The Aam Aadmi Party has promised a 50 per cent cut in Delhi's electricity tariff. The Bharatiya Janata Party has promised a 30 per cent reduction. But the electricity distribution companies in the capital say they are losing money. If we are to figure out whom to believe, some simple numbers are unavoidable.
Back in 2002-03, when electricity distribution in the city was privatised, the cost of power that the distribution companies, or discoms, bought from suppliers was Rs 1.42 (all numbers have been taken from one of the discoms). Add overheads of Rs 2.33 per unit (including losses from massive power theft), and the total cost per unit was Rs 3.75 - against which the average tariff given to the discom was Rs 3.96 per unit. Result: a surplus of 21 paise per unit. Eight years later, the bulk purchase cost had virtually trebled to Rs 4.20, while overheads per unit had dropped by over 40 per cent to Rs 1.34 (showing a dramatic improvement in efficiency). The total cost to the discom was therefore Rs 5.54 per unit, while the average tariff was now Rs 4.56. The result was a shortfall of 98 paise per unit.
Since then, the average tariff has gone up by about 50 per cent. There is also a surcharge. The revenue per unit may now be close to Rs 7. Unless the cost of power purchased has crossed Rs 5.50 (compared to Rs 4.20 three years ago), the discoms should be doing fine. These numbers do not suggest scope for a 50 per cent reduction in tariff, which would take it to a level lower than in 2002-03.
Arvind Kejriwal of the Aam Aadmi Party explains his election promise by alleging that the discoms have inflated power purchase costs by buying through intermediate companies, and understated billing for many customers, as also indulged in excessive metering. He says there should be an audit to verify the facts. This should be done since his suspicions are shared by many, but it is doubtful if the findings would support the 50 per cent promise.

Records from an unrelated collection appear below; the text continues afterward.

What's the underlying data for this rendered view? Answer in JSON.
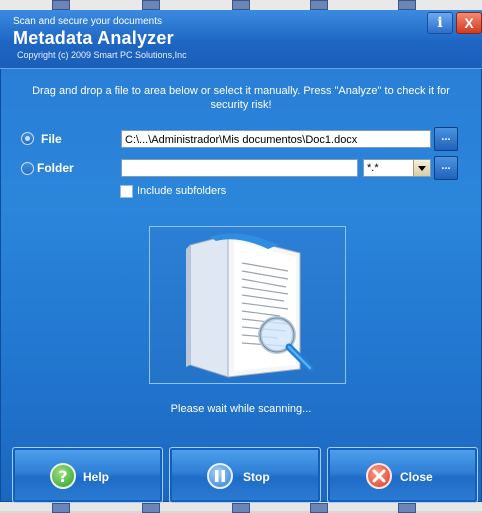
{
  "header": {
    "tagline": "Scan and secure your documents",
    "title": "Metadata Analyzer",
    "copyright": "Copyright (c) 2009 Smart PC Solutions,Inc",
    "info_icon": "info-icon",
    "close_icon": "close-icon",
    "info_symbol": "i",
    "close_symbol": "X"
  },
  "instructions": "Drag and drop a file to area below or select it manually. Press \"Analyze\" to check it for security risk!",
  "file": {
    "label": "File",
    "value": "C:\\...\\Administrador\\Mis documentos\\Doc1.docx",
    "browse_label": "...",
    "selected": true
  },
  "folder": {
    "label": "Folder",
    "value": "",
    "filter_value": "*.*",
    "browse_label": "...",
    "selected": false
  },
  "subfolders": {
    "label": "Include subfolders",
    "checked": false
  },
  "drop_area": {
    "icon": "document-magnifier-icon"
  },
  "status": "Please wait while scanning...",
  "buttons": {
    "help": {
      "label": "Help",
      "icon": "question-icon",
      "color": "#2f9b33"
    },
    "stop": {
      "label": "Stop",
      "icon": "pause-icon",
      "color": "#2b7cd4"
    },
    "close": {
      "label": "Close",
      "icon": "x-circle-icon",
      "color": "#d83a2a"
    }
  },
  "colors": {
    "window_blue": "#2a7fd6",
    "accent": "#1e66c3"
  }
}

One could do a reality check by looking at the discoms' books for profit/loss levels, but this is not an option since the charge is that the books are cooked. One can, however, compare the total tariff increase of about 75 per cent over 10 years with inflation trends. General consumer prices have gone up by about 125 per cent in the last decade, while the wholesale price index for fuel and power has gone up by about 120 per cent. The retail price increase for domestic electricity in the last three years is about a third (compared to a half in Delhi, but after a longish period of flat tariffs). The key question is why the purchase cost of electricity has risen astronomically, from Rs 1.42 to Rs 4.20 and more. Though the Reliance discom says power is bought only from public sector suppliers, the cost increase is out of line with other inflation trends, including in the electricity sector.
What about electricity tariffs elsewhere? The Central Electricity Authority's numbers for June 2012 (the latest available) show that Delhi's average tariff at a minimum consumption slab of 100 units/month was among the higher ones - beaten only by a few states that probably charge more in cities to neutralise subsidies on agricultural power. At the highest consumption slab, Delhi's tariff was somewhere in the middle - higher than urban domestic power in Goa, Surat, Ahmedabad, Mumbai (Tata Power), etc, and about the same as in Bangalore and Gurgaon. So there could be scope for a modest tariff cut. A bigger cut can be asked for only if it is proved that the power purchase bills are inflated (as Mr Kejriwal charges).